Le démantèlement sans attendre, EDF l’envisage pour ses réacteurs à eau pressurisée (REP) qui composent le parc des 58 tranches aujourd’hui en service. La standardisation des technologies serait susceptible de générer des économies d’échelle selon l’électricien, qui espère conquérir des marchés à l’étranger - il a déjà concouru à deux appels d’offres en Allemagne. « On veut avoir une position de référence sur le marché international », lance Sylvain Granger. Démonstration avec la centrale de Chooz A, dans les Ardennes. Lancé en 1967, ce REP de première génération de 300 mégawatts a été arrêté en 1991 et a obtenu son décret de démantèlement en 2007. Il devrait être totalement déconstruit en 2022. Soit quinze ans après les premiers coups de pioche. Comme Chooz A est un modèle réduit des réacteurs de 900 et 1 300 mégawatts aujourd’hui en service, EDF extrapole cette règle des quinze ans à l’ensemble du parc existant. Une analyse trop simpliste pour Martial Chateau, administrateur de l’association Sortir du nucléaire. « Evoquer d’éventuels effets de série dans le démantèlement n’a pas de sens. Chaque centrale a un historique différent. Certaines prendront plus de temps à être déconstruites. C’est le cas notamment de celle de Saint-Laurent-des-Eaux (Loir-et-Cher) qui a connu deux accidents graves en 1969 et 1980. » A l’époque, ces accidents avaient été occultés.
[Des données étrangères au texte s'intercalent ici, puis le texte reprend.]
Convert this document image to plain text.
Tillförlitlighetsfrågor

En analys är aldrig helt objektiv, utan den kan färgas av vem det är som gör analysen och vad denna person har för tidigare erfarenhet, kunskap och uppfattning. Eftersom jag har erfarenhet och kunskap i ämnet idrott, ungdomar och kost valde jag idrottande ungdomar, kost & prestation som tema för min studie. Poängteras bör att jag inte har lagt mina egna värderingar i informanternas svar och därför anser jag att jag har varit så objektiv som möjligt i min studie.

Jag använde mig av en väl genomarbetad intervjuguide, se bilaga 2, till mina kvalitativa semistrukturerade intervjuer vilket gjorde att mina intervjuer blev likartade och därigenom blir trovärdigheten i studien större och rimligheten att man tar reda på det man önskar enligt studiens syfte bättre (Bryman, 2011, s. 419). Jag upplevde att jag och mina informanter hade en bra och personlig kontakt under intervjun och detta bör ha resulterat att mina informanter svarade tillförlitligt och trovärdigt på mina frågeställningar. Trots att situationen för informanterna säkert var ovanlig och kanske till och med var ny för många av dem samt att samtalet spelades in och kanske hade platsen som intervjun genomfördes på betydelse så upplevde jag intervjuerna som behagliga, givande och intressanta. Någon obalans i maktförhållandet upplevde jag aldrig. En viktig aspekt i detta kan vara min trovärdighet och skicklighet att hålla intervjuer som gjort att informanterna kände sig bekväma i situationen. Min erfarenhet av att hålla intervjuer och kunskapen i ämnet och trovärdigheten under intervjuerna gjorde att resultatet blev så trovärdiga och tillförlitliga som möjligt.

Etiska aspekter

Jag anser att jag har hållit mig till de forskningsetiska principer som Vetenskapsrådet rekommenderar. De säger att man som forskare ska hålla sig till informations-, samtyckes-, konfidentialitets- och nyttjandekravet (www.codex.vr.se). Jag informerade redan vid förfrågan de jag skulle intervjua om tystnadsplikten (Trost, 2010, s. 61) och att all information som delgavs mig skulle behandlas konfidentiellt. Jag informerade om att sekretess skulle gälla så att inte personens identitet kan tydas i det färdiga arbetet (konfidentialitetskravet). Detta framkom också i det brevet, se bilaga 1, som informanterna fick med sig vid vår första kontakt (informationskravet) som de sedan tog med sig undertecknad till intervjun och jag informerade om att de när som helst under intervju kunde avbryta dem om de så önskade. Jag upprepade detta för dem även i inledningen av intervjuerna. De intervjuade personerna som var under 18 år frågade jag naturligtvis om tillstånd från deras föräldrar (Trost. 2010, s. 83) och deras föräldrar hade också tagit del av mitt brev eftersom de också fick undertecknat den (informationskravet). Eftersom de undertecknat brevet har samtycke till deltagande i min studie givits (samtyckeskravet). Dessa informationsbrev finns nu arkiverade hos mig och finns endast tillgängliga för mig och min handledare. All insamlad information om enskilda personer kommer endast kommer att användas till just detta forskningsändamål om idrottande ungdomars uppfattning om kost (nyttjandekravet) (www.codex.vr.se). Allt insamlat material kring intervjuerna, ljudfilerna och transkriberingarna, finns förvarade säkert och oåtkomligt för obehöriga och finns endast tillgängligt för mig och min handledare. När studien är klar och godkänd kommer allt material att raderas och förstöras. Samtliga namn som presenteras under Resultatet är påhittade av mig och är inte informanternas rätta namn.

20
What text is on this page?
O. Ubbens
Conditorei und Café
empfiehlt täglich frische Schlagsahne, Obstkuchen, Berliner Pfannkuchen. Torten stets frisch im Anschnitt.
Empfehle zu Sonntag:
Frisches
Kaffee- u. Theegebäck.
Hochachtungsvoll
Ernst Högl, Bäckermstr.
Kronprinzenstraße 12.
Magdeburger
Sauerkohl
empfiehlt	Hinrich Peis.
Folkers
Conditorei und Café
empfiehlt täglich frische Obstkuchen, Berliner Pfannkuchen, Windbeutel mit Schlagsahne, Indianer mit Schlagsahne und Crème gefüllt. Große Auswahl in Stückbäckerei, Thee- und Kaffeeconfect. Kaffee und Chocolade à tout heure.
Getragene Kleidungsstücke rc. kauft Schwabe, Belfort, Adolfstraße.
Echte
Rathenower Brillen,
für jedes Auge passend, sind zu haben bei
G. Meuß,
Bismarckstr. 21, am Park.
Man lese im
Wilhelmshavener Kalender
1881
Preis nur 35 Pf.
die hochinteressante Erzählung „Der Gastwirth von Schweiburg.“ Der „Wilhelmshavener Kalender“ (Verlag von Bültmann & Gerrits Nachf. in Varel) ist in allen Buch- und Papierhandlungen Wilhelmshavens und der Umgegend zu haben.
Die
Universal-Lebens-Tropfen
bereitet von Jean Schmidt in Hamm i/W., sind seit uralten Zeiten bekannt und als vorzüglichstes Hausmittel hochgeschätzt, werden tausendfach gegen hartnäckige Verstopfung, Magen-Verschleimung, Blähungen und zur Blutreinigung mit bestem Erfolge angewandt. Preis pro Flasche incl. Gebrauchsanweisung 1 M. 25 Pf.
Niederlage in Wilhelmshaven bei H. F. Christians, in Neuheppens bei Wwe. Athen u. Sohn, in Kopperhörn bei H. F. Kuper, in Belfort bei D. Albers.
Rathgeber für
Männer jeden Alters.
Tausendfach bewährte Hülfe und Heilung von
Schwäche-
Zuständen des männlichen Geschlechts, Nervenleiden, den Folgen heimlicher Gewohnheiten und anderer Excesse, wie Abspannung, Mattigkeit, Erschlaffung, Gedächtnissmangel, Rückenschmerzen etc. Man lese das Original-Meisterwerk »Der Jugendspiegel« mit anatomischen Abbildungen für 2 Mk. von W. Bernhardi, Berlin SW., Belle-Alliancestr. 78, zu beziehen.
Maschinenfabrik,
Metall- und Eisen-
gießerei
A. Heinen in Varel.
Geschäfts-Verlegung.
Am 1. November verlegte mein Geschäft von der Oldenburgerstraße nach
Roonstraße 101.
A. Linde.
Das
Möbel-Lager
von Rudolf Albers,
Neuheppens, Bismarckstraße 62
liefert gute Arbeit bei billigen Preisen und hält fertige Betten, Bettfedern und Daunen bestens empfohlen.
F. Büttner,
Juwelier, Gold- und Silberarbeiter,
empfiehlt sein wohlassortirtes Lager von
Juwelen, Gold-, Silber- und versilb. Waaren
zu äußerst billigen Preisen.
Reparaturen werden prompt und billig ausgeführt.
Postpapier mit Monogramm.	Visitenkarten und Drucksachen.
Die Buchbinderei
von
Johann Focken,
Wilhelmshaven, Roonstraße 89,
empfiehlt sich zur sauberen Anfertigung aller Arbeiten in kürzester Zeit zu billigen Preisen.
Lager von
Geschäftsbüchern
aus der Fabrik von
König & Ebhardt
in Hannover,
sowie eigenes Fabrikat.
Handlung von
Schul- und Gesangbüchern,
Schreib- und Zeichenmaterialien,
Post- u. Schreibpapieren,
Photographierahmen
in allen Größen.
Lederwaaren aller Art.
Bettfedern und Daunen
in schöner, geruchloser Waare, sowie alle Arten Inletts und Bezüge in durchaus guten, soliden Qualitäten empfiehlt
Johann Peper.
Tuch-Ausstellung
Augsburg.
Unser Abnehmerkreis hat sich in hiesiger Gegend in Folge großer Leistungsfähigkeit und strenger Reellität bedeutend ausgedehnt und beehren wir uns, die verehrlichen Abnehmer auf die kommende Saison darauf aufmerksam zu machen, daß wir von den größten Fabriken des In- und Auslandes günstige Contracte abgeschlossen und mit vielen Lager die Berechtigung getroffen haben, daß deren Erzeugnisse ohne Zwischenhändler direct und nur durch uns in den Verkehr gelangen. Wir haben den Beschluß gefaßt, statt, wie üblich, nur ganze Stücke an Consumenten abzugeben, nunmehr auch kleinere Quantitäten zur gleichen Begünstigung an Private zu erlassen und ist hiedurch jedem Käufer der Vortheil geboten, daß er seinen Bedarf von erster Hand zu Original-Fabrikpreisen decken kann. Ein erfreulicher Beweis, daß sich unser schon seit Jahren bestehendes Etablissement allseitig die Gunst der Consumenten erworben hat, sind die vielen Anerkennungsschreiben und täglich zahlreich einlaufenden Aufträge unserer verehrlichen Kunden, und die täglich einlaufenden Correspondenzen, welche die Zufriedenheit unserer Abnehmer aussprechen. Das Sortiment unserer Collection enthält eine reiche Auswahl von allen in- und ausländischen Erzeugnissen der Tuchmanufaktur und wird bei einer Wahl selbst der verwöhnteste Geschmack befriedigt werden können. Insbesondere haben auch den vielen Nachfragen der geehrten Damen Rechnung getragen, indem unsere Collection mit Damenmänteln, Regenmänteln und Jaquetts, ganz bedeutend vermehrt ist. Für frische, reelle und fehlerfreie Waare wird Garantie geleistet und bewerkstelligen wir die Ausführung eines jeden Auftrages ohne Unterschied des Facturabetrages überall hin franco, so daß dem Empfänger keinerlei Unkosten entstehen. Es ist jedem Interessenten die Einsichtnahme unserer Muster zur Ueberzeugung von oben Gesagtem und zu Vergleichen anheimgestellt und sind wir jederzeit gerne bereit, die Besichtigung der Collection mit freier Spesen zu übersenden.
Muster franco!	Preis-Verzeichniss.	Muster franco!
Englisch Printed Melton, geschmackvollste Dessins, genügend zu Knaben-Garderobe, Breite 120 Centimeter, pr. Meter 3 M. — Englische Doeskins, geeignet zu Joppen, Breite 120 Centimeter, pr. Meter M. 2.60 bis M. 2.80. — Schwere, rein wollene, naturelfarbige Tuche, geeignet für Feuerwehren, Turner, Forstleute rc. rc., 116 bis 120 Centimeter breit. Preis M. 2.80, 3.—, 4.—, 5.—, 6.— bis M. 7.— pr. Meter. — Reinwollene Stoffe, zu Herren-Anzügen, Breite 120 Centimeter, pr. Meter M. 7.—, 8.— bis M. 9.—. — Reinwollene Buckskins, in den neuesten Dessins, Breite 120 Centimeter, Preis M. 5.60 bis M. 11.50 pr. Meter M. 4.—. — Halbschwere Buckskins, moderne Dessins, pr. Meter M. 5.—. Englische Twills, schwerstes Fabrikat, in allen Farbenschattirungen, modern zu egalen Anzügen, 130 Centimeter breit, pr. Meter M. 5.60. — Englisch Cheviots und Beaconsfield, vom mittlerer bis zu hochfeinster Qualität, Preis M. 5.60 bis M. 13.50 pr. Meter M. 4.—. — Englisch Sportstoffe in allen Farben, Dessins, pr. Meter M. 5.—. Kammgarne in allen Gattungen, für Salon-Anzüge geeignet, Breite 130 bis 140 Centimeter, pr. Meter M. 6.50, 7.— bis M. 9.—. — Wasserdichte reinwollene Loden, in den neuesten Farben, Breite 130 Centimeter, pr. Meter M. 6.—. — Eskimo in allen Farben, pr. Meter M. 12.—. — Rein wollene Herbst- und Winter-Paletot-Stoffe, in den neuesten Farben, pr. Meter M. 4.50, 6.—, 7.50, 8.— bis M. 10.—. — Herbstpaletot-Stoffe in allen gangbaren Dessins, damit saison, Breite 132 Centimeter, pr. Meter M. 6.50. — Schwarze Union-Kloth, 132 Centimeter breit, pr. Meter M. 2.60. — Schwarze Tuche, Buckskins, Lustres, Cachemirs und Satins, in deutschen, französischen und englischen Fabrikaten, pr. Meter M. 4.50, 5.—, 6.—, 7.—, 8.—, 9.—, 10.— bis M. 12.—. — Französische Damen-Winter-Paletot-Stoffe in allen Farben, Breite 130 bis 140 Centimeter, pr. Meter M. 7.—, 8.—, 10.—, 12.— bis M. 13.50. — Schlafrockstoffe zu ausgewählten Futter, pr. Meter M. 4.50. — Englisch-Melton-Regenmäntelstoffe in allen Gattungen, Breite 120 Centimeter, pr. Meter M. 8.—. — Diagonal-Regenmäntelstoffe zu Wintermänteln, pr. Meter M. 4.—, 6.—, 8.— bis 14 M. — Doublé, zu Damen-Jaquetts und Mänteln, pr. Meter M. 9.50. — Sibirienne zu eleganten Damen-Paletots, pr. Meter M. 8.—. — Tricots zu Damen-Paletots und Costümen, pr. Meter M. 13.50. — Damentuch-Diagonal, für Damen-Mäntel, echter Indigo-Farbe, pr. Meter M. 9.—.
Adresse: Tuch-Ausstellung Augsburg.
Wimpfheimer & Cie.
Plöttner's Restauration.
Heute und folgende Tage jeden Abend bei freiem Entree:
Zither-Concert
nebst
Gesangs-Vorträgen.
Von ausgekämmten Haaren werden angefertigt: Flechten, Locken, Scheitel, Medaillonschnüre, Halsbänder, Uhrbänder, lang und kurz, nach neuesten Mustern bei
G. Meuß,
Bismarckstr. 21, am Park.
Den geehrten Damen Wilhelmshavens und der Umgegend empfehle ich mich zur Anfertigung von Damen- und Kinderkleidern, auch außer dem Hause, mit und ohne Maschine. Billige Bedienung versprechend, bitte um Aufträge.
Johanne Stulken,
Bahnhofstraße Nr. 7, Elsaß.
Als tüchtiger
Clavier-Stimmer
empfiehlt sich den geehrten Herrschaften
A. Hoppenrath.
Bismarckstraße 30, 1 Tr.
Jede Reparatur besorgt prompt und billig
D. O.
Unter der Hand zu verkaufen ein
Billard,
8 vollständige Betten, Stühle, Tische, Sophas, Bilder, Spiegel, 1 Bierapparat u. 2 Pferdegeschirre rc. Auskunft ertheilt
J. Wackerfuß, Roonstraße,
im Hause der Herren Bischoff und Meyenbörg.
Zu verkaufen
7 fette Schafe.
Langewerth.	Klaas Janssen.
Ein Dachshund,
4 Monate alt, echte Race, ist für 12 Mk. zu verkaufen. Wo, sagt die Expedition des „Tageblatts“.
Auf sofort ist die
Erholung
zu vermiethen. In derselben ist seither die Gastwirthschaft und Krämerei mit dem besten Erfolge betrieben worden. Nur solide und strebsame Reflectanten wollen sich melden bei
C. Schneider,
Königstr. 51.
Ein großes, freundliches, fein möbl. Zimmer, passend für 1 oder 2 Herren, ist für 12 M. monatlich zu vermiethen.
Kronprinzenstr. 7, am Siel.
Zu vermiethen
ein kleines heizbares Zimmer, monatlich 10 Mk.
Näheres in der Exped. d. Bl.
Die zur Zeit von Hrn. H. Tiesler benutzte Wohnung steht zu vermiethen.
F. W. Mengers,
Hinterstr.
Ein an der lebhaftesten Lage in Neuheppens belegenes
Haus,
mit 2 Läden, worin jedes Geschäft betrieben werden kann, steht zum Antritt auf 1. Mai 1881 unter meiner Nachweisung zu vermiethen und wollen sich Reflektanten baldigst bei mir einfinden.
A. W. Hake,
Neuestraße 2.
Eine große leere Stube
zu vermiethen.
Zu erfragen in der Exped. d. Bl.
A l’image de l’ensemble de la filière nucléaire, la déconstruction ne brille pas par sa transparence. « Entre les trois exploitants (EDF, Areva et le CEA), celui sur lequel on a le moins d’éléments techniques pour porter un jugement sur la nature des opérations futures, sur leur faisabilité, sur leur crédibilité, y compris en termes de calendrier, c’est clairement EDF », constate Pierre-Franck Chevet, président de l’ASN. Quant au coût du démantèlement, la députée Barbara Romagnan ne doute pas qu’il sera « supérieur aux provisions » réalisées par EDF (24,4 milliards d’euros). Un rapport européen montrait que Paris n’avait provisionné que 31 % des frais liés au démantèlement des centrales, contre 100 % pour la Grande-Bretagne, 94 % pour les Pays-Bas et 83 % pour l’Allemagne. EDF reste toutefois droit dans ses bottes. Un récent audit commandité par le ministère de l’Environnement a conforté « globalement » son estimation. L’électricien oublie juste de préciser que ce rapport a été financé par ses soins.

 

Fessenheim ? Au mieux en 2038

La centrale de Fessenheim pourrait fermer en 2019. Quelles seraient ensuite les étapes conduisant à son démantèlement ? EDF doit d’abord déposer un dossier ad hoc auprès de l’Autorité de sûreté nucléaire. Pendant le temps d’instruction, l’électricien peut commencer à décharger le combustible, qui représente 99,9 % de la radioactivité, pour l’entreposer dans une piscine de désactivation. Une fois le dossier instruit, l’électricien obtient un décret d’autorisation de démantèlement. La procédure prend au minimum quatre ans. On est en 2023. Suit une phase de transition de quatre ou cinq ans pendant laquelle EDF et ses sous-traitants enlèvent les matériels conventionnels non radioactifs. Deuxième étape, les opérateurs, via des robots, s’attaquent au bâtiment des réacteurs, démontent et découpent le pressuriseur, les pompes, les générateurs à vapeur. La dernière étape consiste à démanteler la cuve qui contient les éléments les plus radioactifs. Une fois ces opérations réalisées, les structures de génie civil sont démolies. Le site peut théoriquement être réutilisé. Selon EDF, il faut quinze ans pour démanteler une centrale. Le « retour sur herbe » de Fessenheim pourrait donc se produire à partir de 2038.

SOURCE : EDF

Les Etats-Unis représentent la moitié des 20 centrales déconstruites dans le monde.